Confira duas palestras do Professor Romulo Menezes (UFPE), orientador de Susan e parceiro do CCBA e do Professor Bergson Bezerra (UFRN), proferidos durante a oficina “Sequestro de carbono na caatinga e serviços ecossistêmicos” promovida pela Articulação Semiárido Brasil.

No intuito de fomentar essas atividades, pesquisadores do IFSertão (Floresta) irão começar a produzir este material para experimentos na própria Escola visando direcionar seus resultados aos produtores locais.
Assim, em formato consolidado e com a proposta de instruir os agentes que estarão responsáveis pela produção do Biocarvão na Escola Fazenda do IFSertão foi oferecido pelo CCBA entre os dias 13 e 15 de junho o curso: “Biocarvão para reflorestamento da Caatinga”, coordenada pela engenheira Susan Cañote com participação da consultora externa Monique Azevedo, especializada na área de biologia especificamente com plantas e substratos.
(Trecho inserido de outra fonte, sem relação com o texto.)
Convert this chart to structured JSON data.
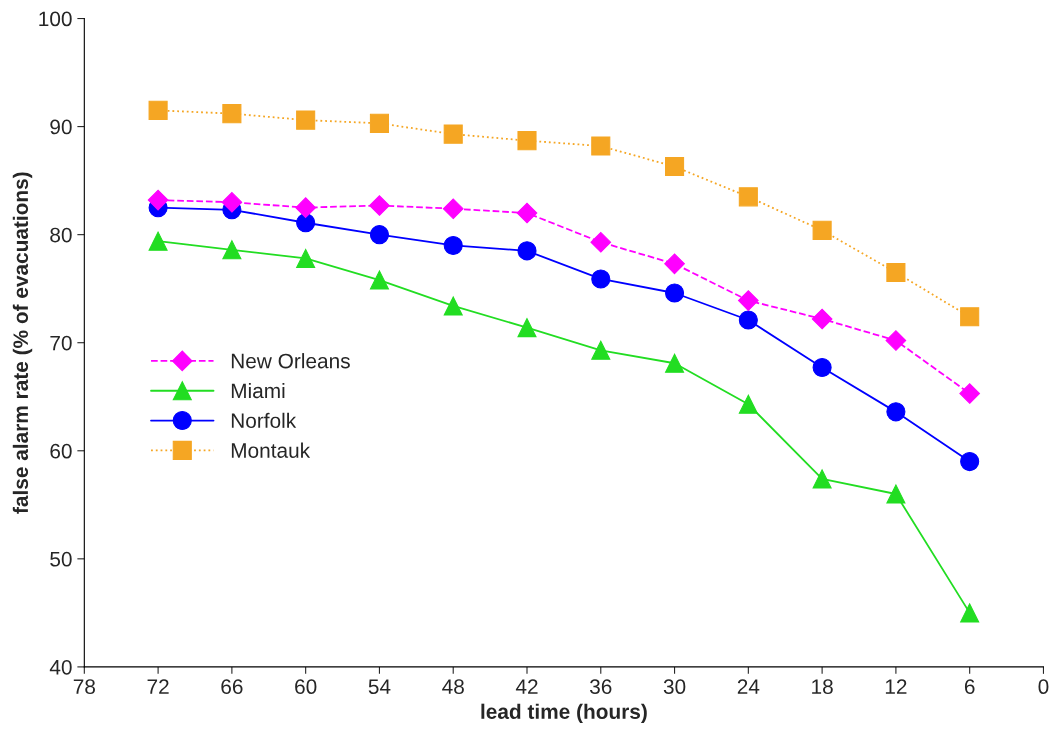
{
  "chart_data": {
    "type": "line",
    "xlabel": "lead time (hours)",
    "ylabel": "false alarm rate (% of evacuations)",
    "x": [
      72,
      66,
      60,
      54,
      48,
      42,
      36,
      30,
      24,
      18,
      12,
      6
    ],
    "xlim": [
      78,
      0
    ],
    "xticks": [
      78,
      72,
      66,
      60,
      54,
      48,
      42,
      36,
      30,
      24,
      18,
      12,
      6,
      0
    ],
    "ylim": [
      40,
      100
    ],
    "yticks": [
      40,
      50,
      60,
      70,
      80,
      90,
      100
    ],
    "grid": false,
    "legend": "center left",
    "series": [
      {
        "name": "New Orleans",
        "color": "#ff00ff",
        "marker": "diamond",
        "line_style": "dashed",
        "values": [
          83.2,
          83.0,
          82.5,
          82.7,
          82.4,
          82.0,
          79.3,
          77.3,
          73.9,
          72.2,
          70.2,
          65.3
        ]
      },
      {
        "name": "Miami",
        "color": "#22dd22",
        "marker": "triangle",
        "line_style": "solid",
        "values": [
          79.4,
          78.6,
          77.8,
          75.8,
          73.4,
          71.4,
          69.3,
          68.1,
          64.3,
          57.4,
          56.0,
          45.0
        ]
      },
      {
        "name": "Norfolk",
        "color": "#0000ff",
        "marker": "circle",
        "line_style": "solid",
        "values": [
          82.5,
          82.3,
          81.1,
          80.0,
          79.0,
          78.5,
          75.9,
          74.6,
          72.1,
          67.7,
          63.6,
          59.0
        ]
      },
      {
        "name": "Montauk",
        "color": "#f5a623",
        "marker": "square",
        "line_style": "dotted",
        "values": [
          91.5,
          91.2,
          90.6,
          90.3,
          89.3,
          88.7,
          88.2,
          86.3,
          83.5,
          80.4,
          76.5,
          72.4
        ]
      }
    ]
  }
}
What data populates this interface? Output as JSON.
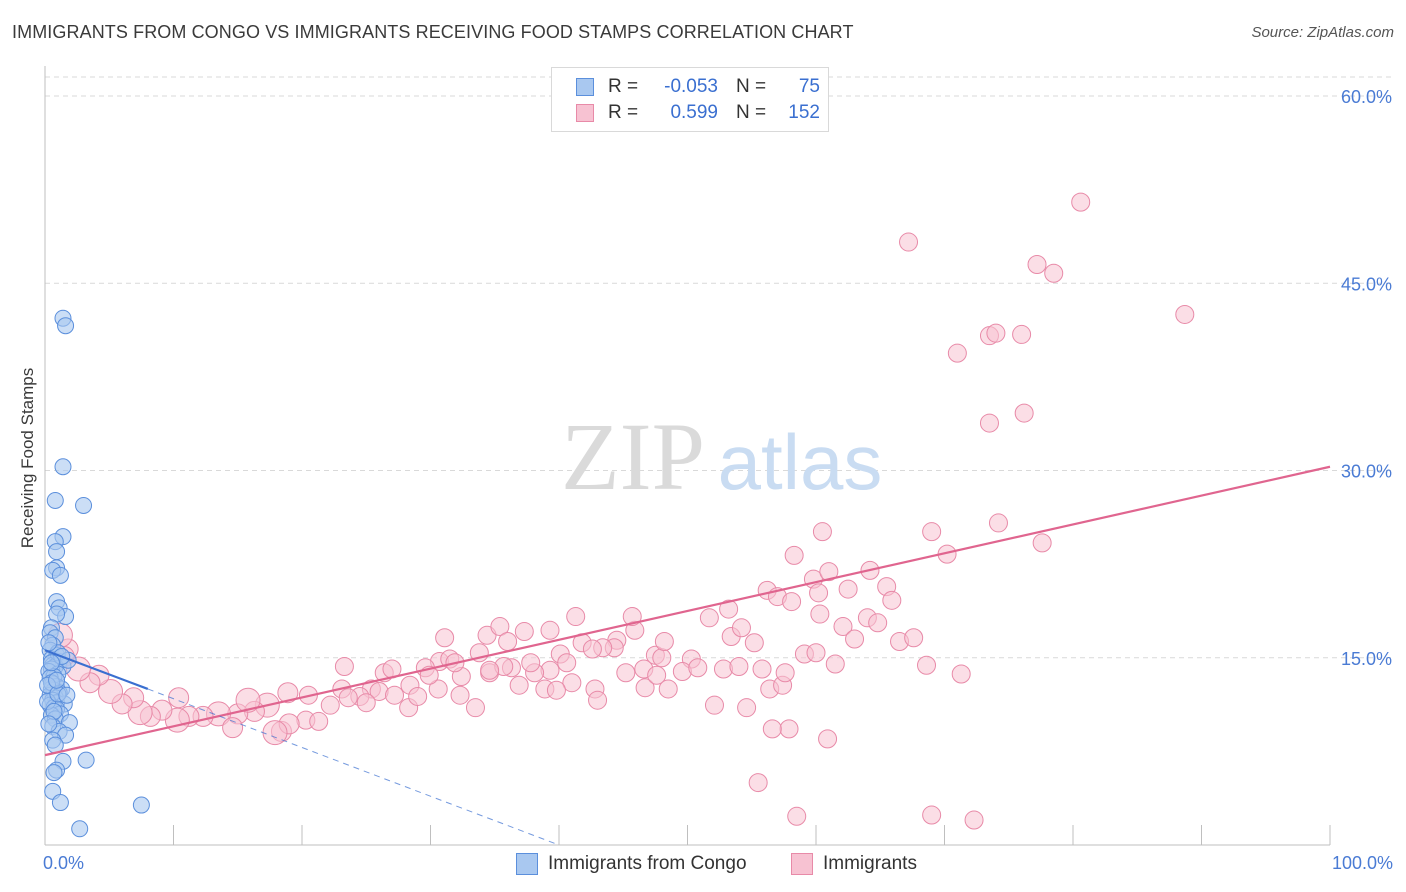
{
  "title": "IMMIGRANTS FROM CONGO VS IMMIGRANTS RECEIVING FOOD STAMPS CORRELATION CHART",
  "source": "Source: ZipAtlas.com",
  "watermark": {
    "zip": "ZIP",
    "atlas": "atlas"
  },
  "colors": {
    "blue_fill": "#a9c8f0",
    "blue_stroke": "#5b8fdc",
    "blue_line": "#3a6fd0",
    "pink_fill": "#f7c2d2",
    "pink_stroke": "#e88aa8",
    "pink_line": "#e0658f",
    "axis_text": "#4a7bd4",
    "grid": "#d9d9d9"
  },
  "legend": {
    "rows": [
      {
        "r_label": "R =",
        "r_value": "-0.053",
        "n_label": "N =",
        "n_value": "75"
      },
      {
        "r_label": "R =",
        "r_value": "0.599",
        "n_label": "N =",
        "n_value": "152"
      }
    ],
    "series": [
      "Immigrants from Congo",
      "Immigrants"
    ]
  },
  "chart_data": {
    "type": "scatter",
    "title": "IMMIGRANTS FROM CONGO VS IMMIGRANTS RECEIVING FOOD STAMPS CORRELATION CHART",
    "xlabel": "",
    "ylabel": "Receiving Food Stamps",
    "xlim": [
      0,
      100
    ],
    "ylim": [
      0,
      60
    ],
    "x_tick_labels": [
      "0.0%",
      "100.0%"
    ],
    "y_ticks": [
      15,
      30,
      45,
      60
    ],
    "y_tick_labels": [
      "15.0%",
      "30.0%",
      "45.0%",
      "60.0%"
    ],
    "grid": true,
    "legend_position": "top-center",
    "series": [
      {
        "name": "Immigrants from Congo",
        "r": -0.053,
        "n": 75,
        "trend": {
          "x": [
            0,
            8
          ],
          "y": [
            15.6,
            12.5
          ]
        },
        "trend_extension": {
          "x": [
            8,
            40
          ],
          "y": [
            12.5,
            0
          ]
        },
        "points": [
          [
            1.4,
            42.2
          ],
          [
            1.6,
            41.6
          ],
          [
            1.4,
            30.3
          ],
          [
            0.8,
            27.6
          ],
          [
            3.0,
            27.2
          ],
          [
            1.4,
            24.7
          ],
          [
            0.8,
            24.3
          ],
          [
            0.9,
            23.5
          ],
          [
            0.9,
            22.2
          ],
          [
            0.6,
            22.0
          ],
          [
            1.2,
            21.6
          ],
          [
            0.9,
            19.5
          ],
          [
            1.1,
            19.0
          ],
          [
            1.6,
            18.3
          ],
          [
            0.9,
            18.5
          ],
          [
            0.5,
            17.4
          ],
          [
            0.4,
            17.0
          ],
          [
            0.8,
            16.6
          ],
          [
            0.6,
            16.0
          ],
          [
            0.4,
            15.6
          ],
          [
            0.9,
            15.2
          ],
          [
            0.5,
            14.9
          ],
          [
            1.1,
            14.7
          ],
          [
            0.6,
            14.4
          ],
          [
            1.4,
            14.3
          ],
          [
            0.8,
            14.3
          ],
          [
            0.5,
            14.1
          ],
          [
            0.3,
            13.9
          ],
          [
            1.0,
            13.7
          ],
          [
            0.7,
            13.5
          ],
          [
            0.4,
            13.4
          ],
          [
            0.6,
            12.9
          ],
          [
            0.9,
            12.7
          ],
          [
            1.3,
            12.5
          ],
          [
            0.5,
            12.5
          ],
          [
            0.7,
            12.4
          ],
          [
            1.1,
            12.2
          ],
          [
            0.4,
            12.0
          ],
          [
            0.8,
            11.8
          ],
          [
            0.6,
            11.6
          ],
          [
            0.9,
            11.4
          ],
          [
            1.5,
            11.3
          ],
          [
            0.4,
            11.2
          ],
          [
            0.7,
            11.0
          ],
          [
            0.9,
            10.9
          ],
          [
            1.2,
            10.5
          ],
          [
            0.5,
            10.4
          ],
          [
            0.8,
            10.1
          ],
          [
            1.9,
            9.8
          ],
          [
            0.6,
            9.5
          ],
          [
            1.1,
            9.1
          ],
          [
            1.6,
            8.8
          ],
          [
            0.6,
            8.4
          ],
          [
            0.8,
            8.0
          ],
          [
            3.2,
            6.8
          ],
          [
            1.4,
            6.7
          ],
          [
            0.9,
            6.0
          ],
          [
            0.7,
            5.8
          ],
          [
            0.6,
            4.3
          ],
          [
            1.2,
            3.4
          ],
          [
            7.5,
            3.2
          ],
          [
            2.7,
            1.3
          ],
          [
            1.0,
            15.4
          ],
          [
            0.3,
            16.2
          ],
          [
            1.8,
            14.8
          ],
          [
            0.5,
            13.0
          ],
          [
            0.2,
            11.5
          ],
          [
            1.3,
            15.1
          ],
          [
            0.7,
            10.7
          ],
          [
            0.2,
            12.8
          ],
          [
            0.5,
            14.6
          ],
          [
            1.0,
            12.1
          ],
          [
            0.3,
            9.7
          ],
          [
            0.9,
            13.2
          ],
          [
            1.7,
            12.0
          ]
        ]
      },
      {
        "name": "Immigrants",
        "r": 0.599,
        "n": 152,
        "trend": {
          "x": [
            0,
            100
          ],
          "y": [
            7.2,
            30.3
          ]
        },
        "points": [
          [
            80.6,
            51.5
          ],
          [
            67.2,
            48.3
          ],
          [
            77.2,
            46.5
          ],
          [
            78.5,
            45.8
          ],
          [
            88.7,
            42.5
          ],
          [
            73.5,
            40.8
          ],
          [
            74.0,
            41.0
          ],
          [
            76.0,
            40.9
          ],
          [
            71.0,
            39.4
          ],
          [
            76.2,
            34.6
          ],
          [
            73.5,
            33.8
          ],
          [
            74.2,
            25.8
          ],
          [
            60.5,
            25.1
          ],
          [
            69.0,
            25.1
          ],
          [
            77.6,
            24.2
          ],
          [
            58.3,
            23.2
          ],
          [
            70.2,
            23.3
          ],
          [
            64.2,
            22.0
          ],
          [
            65.5,
            20.7
          ],
          [
            59.8,
            21.3
          ],
          [
            56.2,
            20.4
          ],
          [
            62.5,
            20.5
          ],
          [
            57.0,
            19.9
          ],
          [
            60.2,
            20.2
          ],
          [
            58.1,
            19.5
          ],
          [
            53.2,
            18.9
          ],
          [
            51.7,
            18.2
          ],
          [
            64.0,
            18.2
          ],
          [
            53.4,
            16.7
          ],
          [
            71.3,
            13.7
          ],
          [
            66.5,
            16.3
          ],
          [
            61.5,
            14.5
          ],
          [
            45.2,
            13.8
          ],
          [
            46.6,
            14.1
          ],
          [
            55.2,
            16.2
          ],
          [
            50.3,
            14.9
          ],
          [
            52.8,
            14.1
          ],
          [
            46.7,
            12.6
          ],
          [
            49.6,
            13.9
          ],
          [
            47.6,
            13.6
          ],
          [
            54.6,
            11.0
          ],
          [
            47.5,
            15.2
          ],
          [
            48.0,
            15.0
          ],
          [
            44.5,
            16.4
          ],
          [
            40.1,
            15.3
          ],
          [
            40.6,
            14.6
          ],
          [
            44.3,
            15.8
          ],
          [
            38.9,
            12.5
          ],
          [
            43.4,
            15.8
          ],
          [
            39.3,
            14.0
          ],
          [
            34.6,
            13.8
          ],
          [
            36.3,
            14.2
          ],
          [
            30.7,
            14.7
          ],
          [
            26.4,
            13.8
          ],
          [
            34.4,
            16.8
          ],
          [
            35.4,
            17.5
          ],
          [
            36.0,
            16.3
          ],
          [
            31.1,
            16.6
          ],
          [
            31.5,
            14.9
          ],
          [
            32.4,
            13.5
          ],
          [
            37.3,
            17.1
          ],
          [
            41.8,
            16.2
          ],
          [
            42.6,
            15.7
          ],
          [
            42.8,
            12.5
          ],
          [
            43.0,
            11.6
          ],
          [
            41.0,
            13.0
          ],
          [
            39.8,
            12.4
          ],
          [
            38.1,
            13.8
          ],
          [
            36.9,
            12.8
          ],
          [
            35.7,
            14.3
          ],
          [
            34.6,
            14.0
          ],
          [
            33.8,
            15.4
          ],
          [
            32.3,
            12.0
          ],
          [
            30.6,
            12.5
          ],
          [
            29.6,
            14.2
          ],
          [
            28.4,
            12.8
          ],
          [
            27.0,
            14.1
          ],
          [
            25.4,
            12.5
          ],
          [
            24.5,
            11.9
          ],
          [
            23.1,
            12.5
          ],
          [
            22.2,
            11.2
          ],
          [
            20.5,
            12.0
          ],
          [
            20.3,
            10.0
          ],
          [
            18.9,
            12.2
          ],
          [
            17.3,
            11.2
          ],
          [
            16.3,
            10.7
          ],
          [
            15.0,
            10.5
          ],
          [
            13.5,
            10.5
          ],
          [
            12.3,
            10.3
          ],
          [
            11.2,
            10.3
          ],
          [
            10.3,
            10.0
          ],
          [
            9.1,
            10.8
          ],
          [
            8.2,
            10.3
          ],
          [
            7.4,
            10.6
          ],
          [
            6.9,
            11.8
          ],
          [
            6.0,
            11.3
          ],
          [
            5.1,
            12.3
          ],
          [
            4.2,
            13.6
          ],
          [
            3.5,
            13.0
          ],
          [
            2.6,
            14.1
          ],
          [
            1.8,
            15.7
          ],
          [
            1.5,
            15.1
          ],
          [
            1.2,
            16.8
          ],
          [
            10.4,
            11.8
          ],
          [
            14.6,
            9.4
          ],
          [
            15.8,
            11.6
          ],
          [
            18.4,
            9.1
          ],
          [
            19.0,
            9.7
          ],
          [
            17.9,
            9.0
          ],
          [
            21.3,
            9.9
          ],
          [
            23.6,
            11.8
          ],
          [
            26.0,
            12.3
          ],
          [
            28.3,
            11.0
          ],
          [
            29.9,
            13.6
          ],
          [
            23.3,
            14.3
          ],
          [
            25.0,
            11.4
          ],
          [
            27.2,
            12.0
          ],
          [
            29.0,
            11.9
          ],
          [
            31.9,
            14.6
          ],
          [
            33.5,
            11.0
          ],
          [
            37.8,
            14.6
          ],
          [
            39.3,
            17.2
          ],
          [
            41.3,
            18.3
          ],
          [
            45.9,
            17.2
          ],
          [
            48.5,
            12.5
          ],
          [
            45.7,
            18.3
          ],
          [
            48.2,
            16.3
          ],
          [
            50.8,
            14.2
          ],
          [
            52.1,
            11.2
          ],
          [
            54.2,
            17.4
          ],
          [
            56.4,
            12.5
          ],
          [
            57.4,
            12.8
          ],
          [
            55.8,
            14.1
          ],
          [
            57.6,
            13.8
          ],
          [
            60.3,
            18.5
          ],
          [
            62.1,
            17.5
          ],
          [
            63.0,
            16.5
          ],
          [
            57.9,
            9.3
          ],
          [
            56.6,
            9.3
          ],
          [
            54.0,
            14.3
          ],
          [
            55.5,
            5.0
          ],
          [
            58.5,
            2.3
          ],
          [
            60.9,
            8.5
          ],
          [
            69.0,
            2.4
          ],
          [
            72.3,
            2.0
          ],
          [
            68.6,
            14.4
          ],
          [
            65.9,
            19.6
          ],
          [
            64.8,
            17.8
          ],
          [
            61.0,
            21.9
          ],
          [
            67.6,
            16.6
          ],
          [
            59.1,
            15.3
          ],
          [
            60.0,
            15.4
          ]
        ]
      }
    ]
  }
}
Ambas as as pesquisadoras ministraram a parte teórica e prática do curso nas instalações do IFSertão.
O curso foi realizado através da parceria institucional entre o IFSertão e o Centro Cultural Brasil Alemanha no Recife (CCBA), com o apoio da organização alemã sem fins lucrativos Atmosfair, e da Universidade Federal de Pernambuco (UFPE). Além disso, contou com a representação do Programa de Desenvolvimento Territorial do Banco do Nordeste (PRODETER-BNB).